Many of the athletes I treat at my office first reach out to me because of the stress they are dealing with in their lives. For some, it’s the pressures they experience from parents and coaches with high expectations, while for others it might be the impact sports burnout is having on their motivation and quality of play. Stress in sports is not limited to those examples, of course, as there are countless more stressors athletes have to overcome if they are to reach their full athletic potential.
Big or little stress?
One of the first things we do at the office is determine whether the stress the athlete is experiencing is big (chronic) stress, or relatively minor in comparison (acute) stress. An example of a big stress for athletes would be a long-term (or career-ending?) injury, while a little stress might be getting yelled at by a coach in practice. In both of these examples the athlete experiences stress, but you have probably noticed by now that a long-term injury stress is quite different than a coach getting into a player for a few seconds at a practice.
Interestingly, while you would think most people can easily distinguish the difference between these two examples of stress (and develop different ways to cope with each), for many athletes both experiences get jumbled into the final net output: the athlete is stressed out!
Life moves along very fast at times, and it is easy for all of us to throw all of our stress into one big catch-all web of misery, frustration, anguish, and sometimes hopelessness. The good news, however, is that by taking a few moments to examine our stress sources and the magnitude of each respectively, we can gain greater control of our situation, better clarity, and ultimately much more effective and healthy ways to cope.
The best advice? Spend less time worrying about the small stuff, and more time developing effective coping for the bigger stressors in life.
Control, predictability, & optimism
Whether we are dealing with big stress or little stress, there are mediating variables that determine how effectively we will cope with the challenges we face. First, sport psychology research shows that our level of control plays a big part in stress recovery. Simply put, we should put less energy and thought into the things we don’t control, and roll our sleeves up and dig in to the things we do control. For example, an athlete stressing about playing time should try to limit worrying about the coach’s decision (beyond the athlete’s control), and instead focus on the things he can do to improve his chances for playing time (working harder at practice).
A second variable related to stress response is the level of predictability we have relating to the stressor. When we know stressful events are in front of us (i.e. a wrestler who is trying to make weight), we have a much greater chance of preparing ahead of time so that we can mitigate or eliminate the stressor altogether. The same cannot be said for stressors that are unplanned, like a serious injury that happens as a result of competition.
Finally, our level of optimism impacts how well we respond to stress. When we believe that we have the resources to overcome stress, we gain confidence, cull our human resources, and develop better, more focused stress recovery responses. The good news is that we can all improve our level of optimism, as it is a choice we make when it comes to being optimistic or pessimistic for the future.

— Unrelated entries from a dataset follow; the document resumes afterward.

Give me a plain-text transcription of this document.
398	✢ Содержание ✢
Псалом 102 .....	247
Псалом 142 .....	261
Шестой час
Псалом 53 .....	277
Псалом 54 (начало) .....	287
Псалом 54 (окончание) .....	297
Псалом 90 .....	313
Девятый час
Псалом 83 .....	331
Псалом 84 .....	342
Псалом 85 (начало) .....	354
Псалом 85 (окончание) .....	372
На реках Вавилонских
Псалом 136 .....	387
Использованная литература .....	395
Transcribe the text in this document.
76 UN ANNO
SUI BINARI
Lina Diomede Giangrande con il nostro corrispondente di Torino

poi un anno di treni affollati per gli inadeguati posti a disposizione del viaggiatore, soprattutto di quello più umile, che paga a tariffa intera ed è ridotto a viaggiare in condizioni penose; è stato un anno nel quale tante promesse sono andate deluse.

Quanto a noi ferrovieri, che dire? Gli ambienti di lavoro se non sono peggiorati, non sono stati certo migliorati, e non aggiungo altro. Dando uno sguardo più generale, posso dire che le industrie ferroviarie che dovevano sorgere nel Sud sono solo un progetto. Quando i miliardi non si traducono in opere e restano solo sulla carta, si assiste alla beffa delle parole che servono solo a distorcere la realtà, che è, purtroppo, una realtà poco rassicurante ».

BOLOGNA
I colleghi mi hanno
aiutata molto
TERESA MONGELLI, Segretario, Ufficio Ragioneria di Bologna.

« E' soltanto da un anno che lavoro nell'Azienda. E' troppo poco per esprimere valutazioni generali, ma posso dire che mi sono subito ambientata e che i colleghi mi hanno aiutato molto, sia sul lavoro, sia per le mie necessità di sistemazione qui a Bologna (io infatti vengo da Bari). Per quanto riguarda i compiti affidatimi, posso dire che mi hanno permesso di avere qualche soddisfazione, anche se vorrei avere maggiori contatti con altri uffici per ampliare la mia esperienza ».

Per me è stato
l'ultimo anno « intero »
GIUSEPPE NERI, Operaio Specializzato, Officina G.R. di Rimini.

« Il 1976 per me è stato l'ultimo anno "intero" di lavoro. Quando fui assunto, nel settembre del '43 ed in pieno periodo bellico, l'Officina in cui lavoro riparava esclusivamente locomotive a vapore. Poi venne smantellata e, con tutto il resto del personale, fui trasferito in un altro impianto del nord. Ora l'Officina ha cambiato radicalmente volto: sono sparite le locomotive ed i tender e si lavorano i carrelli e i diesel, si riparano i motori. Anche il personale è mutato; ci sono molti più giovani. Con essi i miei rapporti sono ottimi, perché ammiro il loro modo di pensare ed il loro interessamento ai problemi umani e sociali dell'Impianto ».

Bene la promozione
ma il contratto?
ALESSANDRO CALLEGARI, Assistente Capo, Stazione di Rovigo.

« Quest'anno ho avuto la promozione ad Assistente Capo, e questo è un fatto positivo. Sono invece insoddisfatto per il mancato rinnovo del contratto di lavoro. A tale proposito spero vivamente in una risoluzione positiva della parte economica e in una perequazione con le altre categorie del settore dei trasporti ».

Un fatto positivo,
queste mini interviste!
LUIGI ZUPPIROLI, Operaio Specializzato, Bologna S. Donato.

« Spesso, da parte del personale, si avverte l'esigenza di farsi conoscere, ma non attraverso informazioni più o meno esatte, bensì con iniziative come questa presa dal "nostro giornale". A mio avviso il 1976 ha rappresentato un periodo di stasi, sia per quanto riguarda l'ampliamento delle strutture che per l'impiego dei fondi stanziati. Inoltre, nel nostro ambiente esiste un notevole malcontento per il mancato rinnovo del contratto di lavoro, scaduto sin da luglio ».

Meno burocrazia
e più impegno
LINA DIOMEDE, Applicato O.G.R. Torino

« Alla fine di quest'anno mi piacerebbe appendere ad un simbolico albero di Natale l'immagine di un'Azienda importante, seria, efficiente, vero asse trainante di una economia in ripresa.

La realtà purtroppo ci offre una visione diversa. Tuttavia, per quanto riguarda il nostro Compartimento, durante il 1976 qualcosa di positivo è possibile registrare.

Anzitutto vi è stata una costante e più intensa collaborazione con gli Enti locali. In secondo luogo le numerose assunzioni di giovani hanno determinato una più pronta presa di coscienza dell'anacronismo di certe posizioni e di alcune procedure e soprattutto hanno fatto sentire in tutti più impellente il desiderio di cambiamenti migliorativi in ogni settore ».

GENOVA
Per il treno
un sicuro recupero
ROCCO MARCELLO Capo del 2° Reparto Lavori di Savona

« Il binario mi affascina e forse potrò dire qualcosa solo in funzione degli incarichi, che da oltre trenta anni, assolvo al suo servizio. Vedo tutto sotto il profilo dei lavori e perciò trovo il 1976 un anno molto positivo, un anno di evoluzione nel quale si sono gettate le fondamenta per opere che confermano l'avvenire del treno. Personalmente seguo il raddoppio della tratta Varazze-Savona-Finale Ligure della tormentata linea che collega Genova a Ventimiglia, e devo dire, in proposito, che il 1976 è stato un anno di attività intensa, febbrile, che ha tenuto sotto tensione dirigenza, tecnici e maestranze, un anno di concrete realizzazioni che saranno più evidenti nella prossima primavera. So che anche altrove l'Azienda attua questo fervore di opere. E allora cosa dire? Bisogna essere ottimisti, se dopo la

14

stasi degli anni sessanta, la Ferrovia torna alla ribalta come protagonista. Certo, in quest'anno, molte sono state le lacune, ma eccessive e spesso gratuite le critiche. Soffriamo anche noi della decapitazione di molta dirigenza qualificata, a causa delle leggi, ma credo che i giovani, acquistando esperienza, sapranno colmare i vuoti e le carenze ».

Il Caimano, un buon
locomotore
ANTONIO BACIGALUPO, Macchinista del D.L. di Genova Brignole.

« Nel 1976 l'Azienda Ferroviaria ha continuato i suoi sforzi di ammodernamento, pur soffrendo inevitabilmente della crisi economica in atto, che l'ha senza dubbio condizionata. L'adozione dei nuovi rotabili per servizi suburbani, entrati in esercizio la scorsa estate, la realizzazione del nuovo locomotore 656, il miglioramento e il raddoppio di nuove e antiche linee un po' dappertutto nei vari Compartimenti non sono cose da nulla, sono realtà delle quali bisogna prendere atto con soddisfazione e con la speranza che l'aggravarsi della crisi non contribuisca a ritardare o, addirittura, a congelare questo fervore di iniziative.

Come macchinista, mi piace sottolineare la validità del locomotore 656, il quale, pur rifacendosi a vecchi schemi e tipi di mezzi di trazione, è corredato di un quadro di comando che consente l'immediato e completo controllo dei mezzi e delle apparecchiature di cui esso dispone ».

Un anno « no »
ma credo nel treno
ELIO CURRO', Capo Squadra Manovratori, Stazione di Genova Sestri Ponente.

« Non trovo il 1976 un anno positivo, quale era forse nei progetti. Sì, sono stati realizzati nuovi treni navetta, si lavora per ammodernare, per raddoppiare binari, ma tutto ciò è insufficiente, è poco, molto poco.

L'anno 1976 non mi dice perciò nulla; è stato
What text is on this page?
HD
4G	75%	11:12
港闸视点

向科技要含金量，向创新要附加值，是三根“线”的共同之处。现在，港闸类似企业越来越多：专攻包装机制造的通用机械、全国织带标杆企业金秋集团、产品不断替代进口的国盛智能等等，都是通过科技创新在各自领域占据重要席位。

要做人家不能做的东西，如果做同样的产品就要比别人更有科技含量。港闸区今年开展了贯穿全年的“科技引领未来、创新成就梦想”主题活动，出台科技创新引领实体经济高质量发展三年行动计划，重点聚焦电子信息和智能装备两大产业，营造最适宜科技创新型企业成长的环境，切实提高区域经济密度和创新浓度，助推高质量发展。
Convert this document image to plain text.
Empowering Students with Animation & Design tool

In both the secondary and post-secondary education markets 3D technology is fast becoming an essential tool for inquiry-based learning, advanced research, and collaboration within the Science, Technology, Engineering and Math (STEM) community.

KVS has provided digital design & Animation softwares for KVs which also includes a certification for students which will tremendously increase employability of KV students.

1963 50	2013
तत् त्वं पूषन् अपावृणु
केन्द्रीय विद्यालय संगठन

- Identify the type of stress. Let the small stuff (acute stress) go quickly, while taking more time to think through the bigger, more challenging stressors.
- Examine what you control. Try to distinguish what you control versus what you don’t control, and put your energy toward the ways in which you can positively impact your situation.
- Prepare for things you know are coming. Think through the more stressful parts of your calendar (i.e. final exams), and prepare ahead of time so that there are no surprises (and less stress).
- Choose your attitude. be optimistic, it’s a choice only you can make and it will lead to better long-term results.
- Be realistic with time frames and expectations. Some stress (dealing with a serious injury) demands a long-term, disciplined plan for recovery, while in other cases it makes more sense to quickly let go of the stress (i.e. the traffic jam you experienced on the way to practice). For the more serious stress, be realistic and set short, mid, and long-term goals to help you stay focused along the way to recovery.
- Learn from the experience and become more resilient. Take note of the stress victories you experience in life, and gain confidence in yourself with each battle won. Confidence is king, and one way to improve confidence is to recognize the the times you overcame hurdles in life.